In several parts of the world, it’s normal to take a “siesta,” which means resting or taking a nap in the middle of the day in order to reboot. This practice is in alignment with the idea of using stillness and slowing down to nourish and cultivate your yin. It’s about balance. Pacing yourself. 

We might not all be able to take a mid-afternoon nap. But we can find other opportunities to nourish stillness. 

Take a pause right now and notice your posture, your breath, the speed at which you are going about a task. Try to work into your daily routine a practice of stopping the usual grind to observe what your body is telling you and where you may be holding tension. This is a first step toward developing a clearer awareness of when you need to rest.

Yang adrenaline gives us the ability to react to both normal and emergency situations, and yin cortisol minimizes the effects of stress on the body. When we’re both exercising and resting, or facing stress but also using calm-inducing techniques such as breath work, these two hormones give us the very core of balance. 

You have the opportunity to change and adjust your approach at any time.
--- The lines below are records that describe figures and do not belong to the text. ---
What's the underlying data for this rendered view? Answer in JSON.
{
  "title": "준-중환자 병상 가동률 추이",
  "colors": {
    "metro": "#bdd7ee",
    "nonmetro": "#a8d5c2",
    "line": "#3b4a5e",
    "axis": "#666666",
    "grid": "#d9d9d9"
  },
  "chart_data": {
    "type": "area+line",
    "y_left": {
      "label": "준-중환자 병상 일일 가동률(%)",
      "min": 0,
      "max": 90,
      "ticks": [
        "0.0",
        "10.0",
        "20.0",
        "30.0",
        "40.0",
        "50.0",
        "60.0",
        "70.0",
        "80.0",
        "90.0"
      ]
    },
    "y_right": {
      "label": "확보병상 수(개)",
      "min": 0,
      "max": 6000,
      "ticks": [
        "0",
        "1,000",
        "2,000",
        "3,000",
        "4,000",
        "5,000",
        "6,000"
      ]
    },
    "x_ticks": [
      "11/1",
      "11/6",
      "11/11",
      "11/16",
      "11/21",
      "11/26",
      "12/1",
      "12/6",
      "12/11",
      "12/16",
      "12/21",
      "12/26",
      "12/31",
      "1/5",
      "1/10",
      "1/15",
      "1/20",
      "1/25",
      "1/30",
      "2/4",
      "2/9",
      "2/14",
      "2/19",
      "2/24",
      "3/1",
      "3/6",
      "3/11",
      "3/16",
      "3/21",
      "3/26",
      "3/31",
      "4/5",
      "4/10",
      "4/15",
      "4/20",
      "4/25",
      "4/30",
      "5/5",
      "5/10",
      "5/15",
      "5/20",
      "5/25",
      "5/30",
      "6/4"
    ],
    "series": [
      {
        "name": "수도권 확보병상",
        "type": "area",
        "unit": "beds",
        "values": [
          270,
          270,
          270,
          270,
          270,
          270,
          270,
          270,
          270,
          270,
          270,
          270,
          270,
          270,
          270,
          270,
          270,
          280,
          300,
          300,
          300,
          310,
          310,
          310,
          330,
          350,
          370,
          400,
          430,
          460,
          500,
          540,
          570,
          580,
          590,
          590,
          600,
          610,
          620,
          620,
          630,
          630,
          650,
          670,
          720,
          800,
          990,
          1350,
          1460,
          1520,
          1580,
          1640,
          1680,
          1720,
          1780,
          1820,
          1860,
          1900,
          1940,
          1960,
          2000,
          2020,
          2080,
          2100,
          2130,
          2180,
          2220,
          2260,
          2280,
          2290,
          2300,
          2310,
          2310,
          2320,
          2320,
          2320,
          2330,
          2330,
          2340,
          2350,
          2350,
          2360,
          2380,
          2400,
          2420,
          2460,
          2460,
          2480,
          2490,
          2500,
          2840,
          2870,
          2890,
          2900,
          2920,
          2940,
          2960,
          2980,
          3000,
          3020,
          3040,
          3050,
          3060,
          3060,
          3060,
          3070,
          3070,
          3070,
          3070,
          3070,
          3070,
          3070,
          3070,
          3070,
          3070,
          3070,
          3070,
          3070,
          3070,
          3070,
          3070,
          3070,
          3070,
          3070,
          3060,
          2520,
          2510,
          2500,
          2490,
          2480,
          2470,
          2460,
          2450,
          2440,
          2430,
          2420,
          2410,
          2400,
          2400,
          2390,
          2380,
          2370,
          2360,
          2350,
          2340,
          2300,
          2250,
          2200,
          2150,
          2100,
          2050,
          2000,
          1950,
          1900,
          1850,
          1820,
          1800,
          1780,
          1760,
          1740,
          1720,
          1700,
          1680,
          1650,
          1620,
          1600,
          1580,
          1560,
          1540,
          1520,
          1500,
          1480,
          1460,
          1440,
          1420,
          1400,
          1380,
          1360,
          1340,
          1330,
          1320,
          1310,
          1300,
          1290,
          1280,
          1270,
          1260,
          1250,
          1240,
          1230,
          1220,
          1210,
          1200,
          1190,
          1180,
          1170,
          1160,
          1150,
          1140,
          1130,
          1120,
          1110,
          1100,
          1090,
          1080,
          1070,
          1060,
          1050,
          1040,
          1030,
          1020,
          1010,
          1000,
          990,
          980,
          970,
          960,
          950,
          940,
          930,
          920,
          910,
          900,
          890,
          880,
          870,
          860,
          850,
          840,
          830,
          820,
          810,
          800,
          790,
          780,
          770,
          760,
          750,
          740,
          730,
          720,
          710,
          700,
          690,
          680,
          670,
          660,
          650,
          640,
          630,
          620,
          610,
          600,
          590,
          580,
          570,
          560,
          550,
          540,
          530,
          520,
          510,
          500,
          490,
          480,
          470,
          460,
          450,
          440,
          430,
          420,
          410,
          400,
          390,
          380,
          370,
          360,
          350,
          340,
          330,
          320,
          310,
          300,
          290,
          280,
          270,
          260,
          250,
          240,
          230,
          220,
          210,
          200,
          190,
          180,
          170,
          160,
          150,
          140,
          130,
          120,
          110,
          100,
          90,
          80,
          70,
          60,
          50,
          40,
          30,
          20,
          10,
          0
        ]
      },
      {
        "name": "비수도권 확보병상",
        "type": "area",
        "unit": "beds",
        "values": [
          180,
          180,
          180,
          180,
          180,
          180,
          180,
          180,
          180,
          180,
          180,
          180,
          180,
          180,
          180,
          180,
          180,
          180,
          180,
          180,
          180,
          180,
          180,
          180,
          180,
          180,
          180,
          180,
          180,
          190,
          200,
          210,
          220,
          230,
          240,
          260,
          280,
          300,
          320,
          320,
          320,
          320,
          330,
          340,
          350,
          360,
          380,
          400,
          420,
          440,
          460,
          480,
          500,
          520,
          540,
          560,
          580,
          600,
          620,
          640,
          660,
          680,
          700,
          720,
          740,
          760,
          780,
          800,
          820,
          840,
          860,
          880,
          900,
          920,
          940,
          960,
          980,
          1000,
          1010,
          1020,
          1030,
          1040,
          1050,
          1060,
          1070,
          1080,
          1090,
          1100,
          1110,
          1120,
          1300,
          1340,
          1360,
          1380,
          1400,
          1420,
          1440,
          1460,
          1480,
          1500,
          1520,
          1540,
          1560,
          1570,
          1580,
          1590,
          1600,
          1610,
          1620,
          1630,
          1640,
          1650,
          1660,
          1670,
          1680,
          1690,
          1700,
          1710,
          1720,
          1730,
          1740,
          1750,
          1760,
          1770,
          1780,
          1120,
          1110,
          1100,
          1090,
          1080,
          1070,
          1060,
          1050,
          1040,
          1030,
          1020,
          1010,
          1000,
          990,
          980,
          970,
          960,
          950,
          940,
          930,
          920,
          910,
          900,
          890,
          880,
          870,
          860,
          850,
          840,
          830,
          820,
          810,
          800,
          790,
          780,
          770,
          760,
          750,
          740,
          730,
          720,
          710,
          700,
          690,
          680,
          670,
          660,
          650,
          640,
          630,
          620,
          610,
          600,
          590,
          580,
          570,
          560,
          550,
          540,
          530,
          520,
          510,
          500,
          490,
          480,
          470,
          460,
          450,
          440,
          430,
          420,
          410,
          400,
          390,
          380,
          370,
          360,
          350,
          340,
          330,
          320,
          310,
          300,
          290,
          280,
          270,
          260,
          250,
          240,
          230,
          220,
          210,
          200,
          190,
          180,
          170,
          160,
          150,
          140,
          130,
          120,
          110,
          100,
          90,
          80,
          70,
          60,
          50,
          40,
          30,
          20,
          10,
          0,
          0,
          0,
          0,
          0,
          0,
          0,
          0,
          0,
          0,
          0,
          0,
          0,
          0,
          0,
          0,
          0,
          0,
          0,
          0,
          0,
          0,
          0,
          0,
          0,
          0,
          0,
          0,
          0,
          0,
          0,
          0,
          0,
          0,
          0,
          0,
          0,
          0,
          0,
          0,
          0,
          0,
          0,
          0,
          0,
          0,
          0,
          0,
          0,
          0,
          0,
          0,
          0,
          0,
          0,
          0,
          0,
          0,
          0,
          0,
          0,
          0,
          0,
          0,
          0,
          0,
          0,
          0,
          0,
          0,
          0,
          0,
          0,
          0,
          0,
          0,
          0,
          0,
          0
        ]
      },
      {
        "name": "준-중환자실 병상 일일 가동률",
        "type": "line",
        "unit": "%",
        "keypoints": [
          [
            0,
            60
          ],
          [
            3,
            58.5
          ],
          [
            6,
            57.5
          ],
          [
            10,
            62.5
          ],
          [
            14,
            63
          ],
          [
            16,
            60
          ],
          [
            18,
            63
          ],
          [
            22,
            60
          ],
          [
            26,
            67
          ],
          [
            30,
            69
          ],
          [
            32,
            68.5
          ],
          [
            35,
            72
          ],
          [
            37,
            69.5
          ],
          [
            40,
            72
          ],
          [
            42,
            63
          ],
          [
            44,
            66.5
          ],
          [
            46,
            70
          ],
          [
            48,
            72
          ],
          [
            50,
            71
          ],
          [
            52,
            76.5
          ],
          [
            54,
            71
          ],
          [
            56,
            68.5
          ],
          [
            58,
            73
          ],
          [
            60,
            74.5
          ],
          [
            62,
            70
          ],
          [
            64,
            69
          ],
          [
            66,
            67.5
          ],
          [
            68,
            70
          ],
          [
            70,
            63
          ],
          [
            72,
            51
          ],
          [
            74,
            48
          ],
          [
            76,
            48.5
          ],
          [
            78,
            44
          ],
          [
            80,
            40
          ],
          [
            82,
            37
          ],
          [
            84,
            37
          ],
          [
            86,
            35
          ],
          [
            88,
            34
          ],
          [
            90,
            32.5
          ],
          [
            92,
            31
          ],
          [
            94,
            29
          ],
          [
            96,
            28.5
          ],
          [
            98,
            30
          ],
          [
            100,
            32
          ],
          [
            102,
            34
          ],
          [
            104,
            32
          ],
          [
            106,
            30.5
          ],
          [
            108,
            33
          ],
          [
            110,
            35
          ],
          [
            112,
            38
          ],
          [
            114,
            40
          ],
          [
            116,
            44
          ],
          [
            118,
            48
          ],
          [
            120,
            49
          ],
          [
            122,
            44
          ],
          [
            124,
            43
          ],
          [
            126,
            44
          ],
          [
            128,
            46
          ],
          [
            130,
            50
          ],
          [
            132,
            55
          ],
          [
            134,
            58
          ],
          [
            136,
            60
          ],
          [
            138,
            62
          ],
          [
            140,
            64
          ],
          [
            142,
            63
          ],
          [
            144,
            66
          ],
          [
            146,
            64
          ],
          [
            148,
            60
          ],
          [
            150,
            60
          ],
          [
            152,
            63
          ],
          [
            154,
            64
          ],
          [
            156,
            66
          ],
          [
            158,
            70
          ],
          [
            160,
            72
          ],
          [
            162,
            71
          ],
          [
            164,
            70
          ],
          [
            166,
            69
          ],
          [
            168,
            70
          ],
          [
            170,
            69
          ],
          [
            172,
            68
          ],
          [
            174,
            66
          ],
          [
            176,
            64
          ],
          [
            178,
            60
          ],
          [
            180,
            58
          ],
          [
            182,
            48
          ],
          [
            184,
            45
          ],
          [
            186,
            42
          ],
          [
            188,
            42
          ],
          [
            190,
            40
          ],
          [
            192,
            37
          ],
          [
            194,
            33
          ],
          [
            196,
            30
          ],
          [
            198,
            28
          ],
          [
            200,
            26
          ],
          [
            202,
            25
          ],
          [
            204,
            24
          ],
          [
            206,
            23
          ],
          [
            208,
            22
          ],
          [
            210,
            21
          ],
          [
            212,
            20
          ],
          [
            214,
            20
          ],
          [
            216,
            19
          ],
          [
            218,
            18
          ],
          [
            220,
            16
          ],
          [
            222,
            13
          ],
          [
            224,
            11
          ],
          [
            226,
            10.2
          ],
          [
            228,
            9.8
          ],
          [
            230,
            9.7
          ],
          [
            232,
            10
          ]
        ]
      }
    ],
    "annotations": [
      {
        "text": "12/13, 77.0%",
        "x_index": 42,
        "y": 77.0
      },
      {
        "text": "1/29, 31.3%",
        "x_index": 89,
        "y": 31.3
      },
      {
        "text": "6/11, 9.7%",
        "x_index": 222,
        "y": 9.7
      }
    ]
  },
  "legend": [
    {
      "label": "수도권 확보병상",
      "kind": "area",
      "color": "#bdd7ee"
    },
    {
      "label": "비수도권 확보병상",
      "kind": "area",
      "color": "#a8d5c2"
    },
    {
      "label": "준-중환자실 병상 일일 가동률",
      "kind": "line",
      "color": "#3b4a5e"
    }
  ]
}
Why not now? Who is telling you not to, and what is their agenda? Happiness in life will not come from doing what you believe others want you to do; it comes from letting your Qi guide you. Listen to what your body is telling you and learn what you can do to improve the quality of your everyday life. 

It’s never too late to start. You can put yourself first and connect with your body in a way you’ve never known. When you make an effort to cultivate your peaceful yin energy, you’ll realize relaxation and stillness are there for the taking; they have always been there. They’re just waiting for you to let go and rest.